The good news was that personal income was up in October, as expected – a healthy 0.4%.
The bad news was that spending was lower than expected and doesn’t bode well for the holiday season. That figure confirmed the poor retail sales figures from a couple weeks ago.
Worse yet, the Fed’s favorite inflation indicator, the PCE price index, also disappointed. The headline number was up only 0.1% with expectation at 0.3%. The core number, which excludes food and energy, was unchanged while it was expected to be up 0.2%. The Fed is looking for an annual inflation rate approaching 2%, but it’s coming in at just 1.3%!
So what was the reaction in the markets to Friday’s data? Nonexistent. That day the bond market barely moved and now sits right at 3%.
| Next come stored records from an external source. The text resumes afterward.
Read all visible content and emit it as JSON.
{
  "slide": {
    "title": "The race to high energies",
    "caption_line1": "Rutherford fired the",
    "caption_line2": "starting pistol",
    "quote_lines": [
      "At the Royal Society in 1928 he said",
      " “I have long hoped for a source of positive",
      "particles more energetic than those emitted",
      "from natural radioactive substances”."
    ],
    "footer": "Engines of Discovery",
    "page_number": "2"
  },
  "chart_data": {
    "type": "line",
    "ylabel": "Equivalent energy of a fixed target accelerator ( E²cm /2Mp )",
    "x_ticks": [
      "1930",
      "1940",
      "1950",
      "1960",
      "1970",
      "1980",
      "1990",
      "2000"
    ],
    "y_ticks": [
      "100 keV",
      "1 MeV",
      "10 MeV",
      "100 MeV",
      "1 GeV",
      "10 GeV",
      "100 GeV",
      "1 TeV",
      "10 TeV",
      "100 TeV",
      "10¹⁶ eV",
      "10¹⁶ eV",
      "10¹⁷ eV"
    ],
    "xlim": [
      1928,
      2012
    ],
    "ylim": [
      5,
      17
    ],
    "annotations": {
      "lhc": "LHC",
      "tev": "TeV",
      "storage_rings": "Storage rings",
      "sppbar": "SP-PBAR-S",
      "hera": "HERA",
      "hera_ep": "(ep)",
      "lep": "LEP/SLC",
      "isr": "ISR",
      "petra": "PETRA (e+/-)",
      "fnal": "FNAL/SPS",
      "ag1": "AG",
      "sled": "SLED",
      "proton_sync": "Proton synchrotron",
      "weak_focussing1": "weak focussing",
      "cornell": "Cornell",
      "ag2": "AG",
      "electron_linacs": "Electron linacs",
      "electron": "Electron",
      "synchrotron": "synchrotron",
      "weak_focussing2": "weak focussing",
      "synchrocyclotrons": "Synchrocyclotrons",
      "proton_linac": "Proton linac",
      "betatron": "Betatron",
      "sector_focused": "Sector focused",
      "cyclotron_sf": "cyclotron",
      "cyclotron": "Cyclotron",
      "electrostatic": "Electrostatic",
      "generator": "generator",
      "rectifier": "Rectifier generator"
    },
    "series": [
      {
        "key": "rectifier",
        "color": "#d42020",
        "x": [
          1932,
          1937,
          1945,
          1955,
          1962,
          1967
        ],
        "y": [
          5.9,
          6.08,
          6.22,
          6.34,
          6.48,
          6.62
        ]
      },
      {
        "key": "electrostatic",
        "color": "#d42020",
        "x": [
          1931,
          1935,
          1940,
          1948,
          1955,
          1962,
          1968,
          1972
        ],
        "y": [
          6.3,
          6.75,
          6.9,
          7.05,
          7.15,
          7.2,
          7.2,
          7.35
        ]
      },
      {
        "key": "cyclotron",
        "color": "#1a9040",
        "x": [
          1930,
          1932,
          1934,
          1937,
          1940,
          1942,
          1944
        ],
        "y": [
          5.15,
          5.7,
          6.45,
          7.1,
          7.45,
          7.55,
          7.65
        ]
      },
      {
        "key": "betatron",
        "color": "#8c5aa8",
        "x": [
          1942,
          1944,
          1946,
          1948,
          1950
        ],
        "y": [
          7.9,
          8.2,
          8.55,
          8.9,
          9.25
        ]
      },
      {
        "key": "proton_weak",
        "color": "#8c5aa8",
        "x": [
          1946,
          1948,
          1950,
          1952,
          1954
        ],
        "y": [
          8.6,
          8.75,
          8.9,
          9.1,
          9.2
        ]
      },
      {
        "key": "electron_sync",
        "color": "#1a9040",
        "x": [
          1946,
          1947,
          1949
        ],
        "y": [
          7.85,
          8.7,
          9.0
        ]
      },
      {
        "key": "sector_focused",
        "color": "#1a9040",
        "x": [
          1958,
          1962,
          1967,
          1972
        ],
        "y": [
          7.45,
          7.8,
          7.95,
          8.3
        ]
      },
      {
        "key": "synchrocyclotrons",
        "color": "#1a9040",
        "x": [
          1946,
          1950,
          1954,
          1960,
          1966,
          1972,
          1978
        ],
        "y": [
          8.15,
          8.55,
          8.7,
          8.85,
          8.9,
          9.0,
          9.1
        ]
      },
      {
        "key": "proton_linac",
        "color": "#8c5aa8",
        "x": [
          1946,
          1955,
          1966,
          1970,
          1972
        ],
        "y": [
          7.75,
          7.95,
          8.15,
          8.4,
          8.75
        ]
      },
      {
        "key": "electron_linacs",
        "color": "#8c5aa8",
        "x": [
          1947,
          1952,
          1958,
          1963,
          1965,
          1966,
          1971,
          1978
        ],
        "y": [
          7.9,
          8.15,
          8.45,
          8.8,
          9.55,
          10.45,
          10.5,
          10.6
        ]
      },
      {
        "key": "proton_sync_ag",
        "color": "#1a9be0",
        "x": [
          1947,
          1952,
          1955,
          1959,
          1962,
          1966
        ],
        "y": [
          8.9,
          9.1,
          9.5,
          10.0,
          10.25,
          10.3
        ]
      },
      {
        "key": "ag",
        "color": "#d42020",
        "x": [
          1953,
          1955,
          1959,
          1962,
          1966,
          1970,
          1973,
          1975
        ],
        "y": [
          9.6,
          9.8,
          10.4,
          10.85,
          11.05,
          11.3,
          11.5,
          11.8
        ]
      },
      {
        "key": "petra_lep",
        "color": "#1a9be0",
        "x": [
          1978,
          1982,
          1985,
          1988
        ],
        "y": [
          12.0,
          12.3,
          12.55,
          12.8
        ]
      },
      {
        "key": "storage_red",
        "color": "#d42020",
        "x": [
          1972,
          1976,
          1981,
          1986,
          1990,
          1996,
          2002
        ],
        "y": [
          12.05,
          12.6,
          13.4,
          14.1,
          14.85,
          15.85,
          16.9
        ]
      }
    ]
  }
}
Still, U.S. Treasury bond yields have been falling steadily for the last two weeks.
When yields spiked last month on a strong jobs report, the odds of a rate hike moved from about 50% to over 80%. Now, that likelihood has fallen back to about 65%. But the overall consensus is that the Fed will most likely hike.
Still, the market isn’t so concerned about the first rate hike, but what comes later. Bond yields have already priced in a December hike, so when it happens traders will be focusing on future action. And right now, because of weak inflation and wage growth, a future rate hike isn’t a big worry.
Again, we don’t care what the Fed does! We’re looking for an overreaction in the long-term bond market. Surprises create these overreactions, and there are always opportunities for surprise.